Mezzanine lenders may be the biggest beneficiaries of problems in the leveraged buyout debt markets, according to a leading investor.
Urs Wietlisbach, from Swiss asset manager Partners Group, said recent problems in the debt markets were “good news for us, because the credit market was overheated and mezzanine margins have contracted in recent months.” He argued that the mezzanine market should pick up as cheap debt becomes less widely available.
Already some people are talking about last Friday as “the Black Friday of the credit markets”, he said. Yet the subsequent re-pricing of debt, particularly in the senior tranches, could make the use of mezzanine more attractive, he believes.
A director at a large European mezzanine fund said that many recent deals had been underwritten with large amounts of mezzanine, but during the recent credit boom banks have re-priced much of this as senior and second lien debt. “The immediate impact of the lack of confidence in the debt markets is that this reverse flexing is not happening”, he said.

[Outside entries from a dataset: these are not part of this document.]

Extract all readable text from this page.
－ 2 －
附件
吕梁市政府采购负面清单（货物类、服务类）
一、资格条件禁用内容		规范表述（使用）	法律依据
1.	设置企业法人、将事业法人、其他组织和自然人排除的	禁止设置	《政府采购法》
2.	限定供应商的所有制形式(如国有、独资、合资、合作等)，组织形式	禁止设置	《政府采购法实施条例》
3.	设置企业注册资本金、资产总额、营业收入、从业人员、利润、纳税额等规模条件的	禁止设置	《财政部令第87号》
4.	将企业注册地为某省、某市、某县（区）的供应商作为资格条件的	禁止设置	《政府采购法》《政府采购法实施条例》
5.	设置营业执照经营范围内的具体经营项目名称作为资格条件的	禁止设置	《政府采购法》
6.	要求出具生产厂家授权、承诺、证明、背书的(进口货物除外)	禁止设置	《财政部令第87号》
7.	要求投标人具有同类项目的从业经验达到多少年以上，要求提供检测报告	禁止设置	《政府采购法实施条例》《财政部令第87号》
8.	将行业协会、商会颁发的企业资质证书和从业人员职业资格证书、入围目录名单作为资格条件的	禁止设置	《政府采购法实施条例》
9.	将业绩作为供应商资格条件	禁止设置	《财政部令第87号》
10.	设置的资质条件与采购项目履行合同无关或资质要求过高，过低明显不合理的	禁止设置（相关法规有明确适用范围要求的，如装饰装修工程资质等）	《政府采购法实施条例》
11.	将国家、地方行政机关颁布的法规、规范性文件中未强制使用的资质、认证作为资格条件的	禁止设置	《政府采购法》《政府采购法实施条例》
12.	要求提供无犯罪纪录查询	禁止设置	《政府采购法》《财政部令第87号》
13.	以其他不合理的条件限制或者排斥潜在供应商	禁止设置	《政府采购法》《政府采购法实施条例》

Mezzanine could fill the gap between price expectations as the banks rein in leverage, he told PEO: “It is a distinct possibility that use of mezzanine will pick up, but first we’re going to need the existing deals to come out of the system. The real test will be what happens come September when the holiday season ends – then we’ll see if this was just a blip or something more serious.”
Despite recent imperfect conditions for mezzanine, large funds have been raised in the space. Last month, Nordic buyout firm EQT closed its latest expansion capital fund at just under €500 million ($689 million), setting a regional record, while ICG closed the biggest ever European mezzanine fund at €2.25 billion in March.
The change in investor sentiment in the debt markets is starting to have worrying consequences for Wall Street banks. According to Bloomberg, the banks are stuck with over $11 billion (€8 billion) of loans from the leveraged buyout boom that they are now struggling to sell.
However, Wietlisbach believes problems in the credit market shouldn’t hamper returns on the buyout side – as long as the economy keeps growing and the current problems “have a soft landing”, he said.